El pasado 4 de junio tuvo lugar en el pueblo serrano de Paracho, Michoacán el primer desfile del orgullo purhépecha, entendiendo por orgullo la visibilización de la diversidad sexogénerica en esta región indígena. Entre las múltiples expresiones que se hicieron ver había un conjunto de cartelones cuya leyenda era “no pertenezco a la comunidad LGBTTTI+ pero mi hermana sí y la amo”, a estas pancartas se sumaron las madres y padres que tuvieron a bien acompañar a sus familiares. Aunque el evento tuvo lugar en el pueblo guitarrero de Paracho el acontecimiento significó mucho más toda vez que reunió a purhépechas de la región y más allá que se identifican y forman parte de la comunidad LGBTTTIQ+. Si bien las identidades diversas no son nuevas ni modas en estos pueblos, el desfile del orgullo pone en evidencia las agitaciones que tienen lugar en la región purhépecha en el campo del cuerpo, la sexualidad, la identidad, la cultura.

El punto que en este texto breve quiero resaltar es que el evento pone en manifiesto que en las sociedades purhépecha las familias están tejiendo raíces más allá del modelo binario heteronormativo y las cartulinas de apoyo así lo hacen ver. Lo anterior deja entrever una presente y futura tensión cultural en la que el centro de atención es la flexibilidad que las instituciones purhépechas pudieran tener para con la comunidad diversa, sobre todo en un momento sustancial para las luchas de estas comunidades en los que la noción de tradición sostiene la identidad aunque ésta reduce la vida de hombres y mujeres de estas localidades a la heteronorma sexual y de género mientras que por otro lado hay toda una serie de movilizaciones al interior de la cultura misma para reflexionar sobre la necesidad de superar los cánones que rigen la vida pública y privada entre los purhépechas, movimientos de mujeres, de colectivos feministas, de colectivos LGBT, entre otros.
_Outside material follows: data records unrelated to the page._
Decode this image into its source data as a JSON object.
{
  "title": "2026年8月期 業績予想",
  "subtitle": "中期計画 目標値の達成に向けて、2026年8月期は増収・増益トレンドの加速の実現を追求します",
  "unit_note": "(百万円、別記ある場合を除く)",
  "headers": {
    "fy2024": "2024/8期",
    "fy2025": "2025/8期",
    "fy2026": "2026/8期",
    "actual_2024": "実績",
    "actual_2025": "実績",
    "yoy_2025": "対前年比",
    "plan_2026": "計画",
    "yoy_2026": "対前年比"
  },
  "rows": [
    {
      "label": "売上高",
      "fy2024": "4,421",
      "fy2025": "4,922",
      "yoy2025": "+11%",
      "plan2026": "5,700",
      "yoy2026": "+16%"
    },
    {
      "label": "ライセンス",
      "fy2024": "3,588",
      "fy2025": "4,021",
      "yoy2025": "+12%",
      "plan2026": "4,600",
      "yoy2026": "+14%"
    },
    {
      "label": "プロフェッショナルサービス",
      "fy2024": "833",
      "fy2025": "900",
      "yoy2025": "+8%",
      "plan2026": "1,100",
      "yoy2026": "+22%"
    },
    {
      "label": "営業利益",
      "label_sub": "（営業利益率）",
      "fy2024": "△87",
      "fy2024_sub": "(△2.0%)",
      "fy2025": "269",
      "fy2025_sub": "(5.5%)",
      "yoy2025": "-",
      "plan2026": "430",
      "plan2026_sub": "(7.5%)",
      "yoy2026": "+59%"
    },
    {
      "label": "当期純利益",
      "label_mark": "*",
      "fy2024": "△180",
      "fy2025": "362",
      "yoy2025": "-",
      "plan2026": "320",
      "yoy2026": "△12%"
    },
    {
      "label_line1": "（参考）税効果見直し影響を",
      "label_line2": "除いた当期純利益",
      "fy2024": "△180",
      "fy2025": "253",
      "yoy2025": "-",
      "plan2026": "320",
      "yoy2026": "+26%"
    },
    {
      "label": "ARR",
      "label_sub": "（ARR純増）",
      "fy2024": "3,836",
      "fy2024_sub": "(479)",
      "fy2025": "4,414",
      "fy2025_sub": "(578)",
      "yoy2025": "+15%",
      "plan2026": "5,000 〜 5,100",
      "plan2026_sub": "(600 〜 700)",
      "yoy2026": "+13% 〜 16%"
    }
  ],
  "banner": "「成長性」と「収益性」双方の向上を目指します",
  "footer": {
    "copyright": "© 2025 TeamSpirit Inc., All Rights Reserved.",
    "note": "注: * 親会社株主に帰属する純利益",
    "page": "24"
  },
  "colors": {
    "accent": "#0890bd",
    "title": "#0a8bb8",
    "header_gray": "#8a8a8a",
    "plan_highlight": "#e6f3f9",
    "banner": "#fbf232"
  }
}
En respuesta a este ejemplo de expresión identitaria aparecieron en redes sociales algunos comentarios de purhépechas oriundos mencionando que “eso no era parte de la cultura y la tradición de los pueblos”, “eso solo denigra a nuestros pueblos”.

Para Fernández Christlieb desde la psicología colectiva, la cultura es la forma en la que las sociedades piensan y sienten, quien a su vez recupera a Herder quien define la cultura como el corazón de las sociedades y pueblos. Bajo esta mirada, las instituciones que dirigen y ordenan una sociedad bien podrían ser el reflejo de sus conceptos vitales. Para el caso de la cultura purhépecha puede decirse que el proceso de colonización devenido entre la cultura europea y el encuentro con la civilización tarasca dio como resultado una sociedad caracterizada por la influencia del pensamiento católico en el que la familia figura como institución central representada por un matrimonio heterosexual que organiza la vida cotidiana, festiva, política y religiosa; en este sentido es necesario tomar en cuenta que para las generaciones guiadas por la apelada tradición purhépecha la vida queda sujeta a la historia binaria en la que las imposiciones sobre los masculino y lo femenino son contundentes en las que las Reglas y ordenanzas católicas han influido en ello desde el siglo XVI.

La familia purhépecha es solo una de las distintas instituciones que instituyen el lugar del individuo en la sociedad. El desfile y el apoyo familiar hacia la sociedad diversa son quizá un primer paso para repensar las instancias, patronatos, grupos y con ello las dinámicas locales y regionales en cada pueblo y cada región de la nación purhépecha. Desde mi perspectiva, si la familia en el pensamiento purhépecha se entiende como una red-raíz, hoy vemos que se están entretejiendo otros sirukis, otras tradiciones.